Shanghai blue chips swung 2.1 percent higher, while South Korea bounced 0.6 percent. Steadying after an overnight bruising, E-Mini futures for the S&P 500 rose 0.5 percent. The overall mood was still fragile as Japan's Nikkei skidded 2.75 percent on its first trading day of the year, weighed by growth worries and the strength of the yen. MSCI's index of Asia-Pacific shares outside Japan edged up 0.4 percent, but was still down 1.8 percent at the end of another rough week. Fears that the Sino-U.S. trade war would sap world growth roiled risk-sensitive assets in 2018, driving a surge in volatility and sending major stock markets deep into the red.
Analysts now expect the two economic giants to find some common ground in their dispute, with impetus possibly coming from weak stock markets on both sides. However, there are less than two months left in a short negotiating window and recent data suggests the standoff is taking an ever-greater economic toll. A survey from the Institute for Supply Management (ISM) on Thursday showed U.S. factory activity hit the brakes in December as new orders slowed sharply. The dismal report came after Chinese data on Monday showed its manufacturing activity contracted in December for the first time in more than two years.

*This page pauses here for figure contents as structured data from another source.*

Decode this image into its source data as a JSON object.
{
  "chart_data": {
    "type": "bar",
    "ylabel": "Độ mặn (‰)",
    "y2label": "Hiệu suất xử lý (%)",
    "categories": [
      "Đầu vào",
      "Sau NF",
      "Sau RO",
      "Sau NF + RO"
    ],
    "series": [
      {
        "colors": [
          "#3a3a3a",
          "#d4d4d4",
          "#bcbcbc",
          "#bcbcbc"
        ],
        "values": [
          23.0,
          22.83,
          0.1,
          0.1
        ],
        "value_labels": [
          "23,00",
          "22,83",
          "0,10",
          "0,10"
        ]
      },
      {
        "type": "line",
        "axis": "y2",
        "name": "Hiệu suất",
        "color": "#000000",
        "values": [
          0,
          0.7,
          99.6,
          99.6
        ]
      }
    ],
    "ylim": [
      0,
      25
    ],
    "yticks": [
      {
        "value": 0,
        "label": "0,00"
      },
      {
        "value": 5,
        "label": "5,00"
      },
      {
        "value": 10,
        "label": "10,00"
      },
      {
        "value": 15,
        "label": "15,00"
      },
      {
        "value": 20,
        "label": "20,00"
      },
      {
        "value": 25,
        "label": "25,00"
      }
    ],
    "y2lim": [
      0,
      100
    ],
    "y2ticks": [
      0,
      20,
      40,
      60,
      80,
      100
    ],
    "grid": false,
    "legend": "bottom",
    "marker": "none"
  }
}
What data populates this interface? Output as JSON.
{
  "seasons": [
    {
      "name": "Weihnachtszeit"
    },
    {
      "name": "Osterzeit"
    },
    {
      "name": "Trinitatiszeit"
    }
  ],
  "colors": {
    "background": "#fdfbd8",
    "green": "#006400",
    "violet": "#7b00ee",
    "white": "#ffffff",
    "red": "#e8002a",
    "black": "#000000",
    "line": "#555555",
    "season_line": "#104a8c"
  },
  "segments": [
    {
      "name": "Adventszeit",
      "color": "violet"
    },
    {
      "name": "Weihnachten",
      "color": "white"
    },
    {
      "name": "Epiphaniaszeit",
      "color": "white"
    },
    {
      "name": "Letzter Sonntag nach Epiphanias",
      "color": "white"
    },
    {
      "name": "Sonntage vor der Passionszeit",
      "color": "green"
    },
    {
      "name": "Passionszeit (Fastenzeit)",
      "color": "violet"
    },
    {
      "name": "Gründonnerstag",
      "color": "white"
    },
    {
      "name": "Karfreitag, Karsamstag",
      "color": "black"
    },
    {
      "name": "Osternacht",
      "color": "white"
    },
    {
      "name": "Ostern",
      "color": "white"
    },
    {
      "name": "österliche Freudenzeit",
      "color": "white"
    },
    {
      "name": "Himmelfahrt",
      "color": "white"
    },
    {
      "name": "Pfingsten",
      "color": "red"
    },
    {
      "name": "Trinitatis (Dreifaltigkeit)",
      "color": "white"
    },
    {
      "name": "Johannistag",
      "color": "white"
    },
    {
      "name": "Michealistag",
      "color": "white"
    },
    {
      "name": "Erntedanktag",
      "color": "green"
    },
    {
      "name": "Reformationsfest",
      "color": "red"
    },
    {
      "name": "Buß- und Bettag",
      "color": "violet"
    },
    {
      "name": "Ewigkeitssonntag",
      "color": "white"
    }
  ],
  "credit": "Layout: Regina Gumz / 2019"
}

Adding to the gloom, Apple Inc cut its revenue forecast on Wednesday for the first time in nearly 12 years, blaming weaker iPhone sales in China. Its shares crashed nearly 10 percent overnight. "This is more proof, if needed, that U.S. President (Donald) Trump's trade actions against China are now hurting the U.S. as much as they are China, rather than being, as Trump would have us believe, a zero sum game where the U.S. takes the spoils at all others' expense," said Ray Attrill, head of forex strategy at National Australia Bank. There is "more reason to think a Sino-U.S. trade deal is in the offing in coming weeks." Concerns about a U.S. recession had battered Wall Street overnight. The Dow shed 2.8 percent, while the S&P 500 lost 2.5 percent and the Nasdaq 3 percent.
U-TURN FOR FED?
The risk of a U.S. economic downturn, or even a recession, has caused a tectonic shift in expectations for interest rates with investors now pricing in the possibility of a cut. While the Fed is still projecting two more hikes this year, the futures market implies the next move will be down with around a 40 percent probability of a move by year end.
The market is fully pricing in an easing to 2.00-2.25 percent by May next year, from the current range of 2.25-2.50 percent. The mounting speculation sent yields on two-year U.S. Treasuries as low as 2.37 percent, taking them under the effective federal funds rate for the first time since 2008. They were last trading at 2.42 percent. Three- and five-year yields were even lower, an inversion that has sometimes heralded recessions in the past. Yields on 10-year benchmark paper dropped to 2.55 percent overnight, a staggering turnaround from the highs of 3.25 percent seen as recently as November. The decline has been a drag on the dollar, especially against the low-yielding yen.
The greenback plumbed a more than nine-month low of 105.25 against the yen on Thursday, driven partly by technical factors. It had bounced to 108.32 by Friday, but was still down 1.7 percent on the week so far. The dollar was a shade firmer on basket of currencies at 96.357, while the euro held steady at $1.1391. Keeping with the risk-off theme, gold hit a 6-1/2-month peak of $1,298.42 an ounce on Friday. Oil prices wavered either side of flat after another volatile week. U.S. light crude added 19 cents to $47.28 a barrel, while Brent rose 16 cents to $56.11.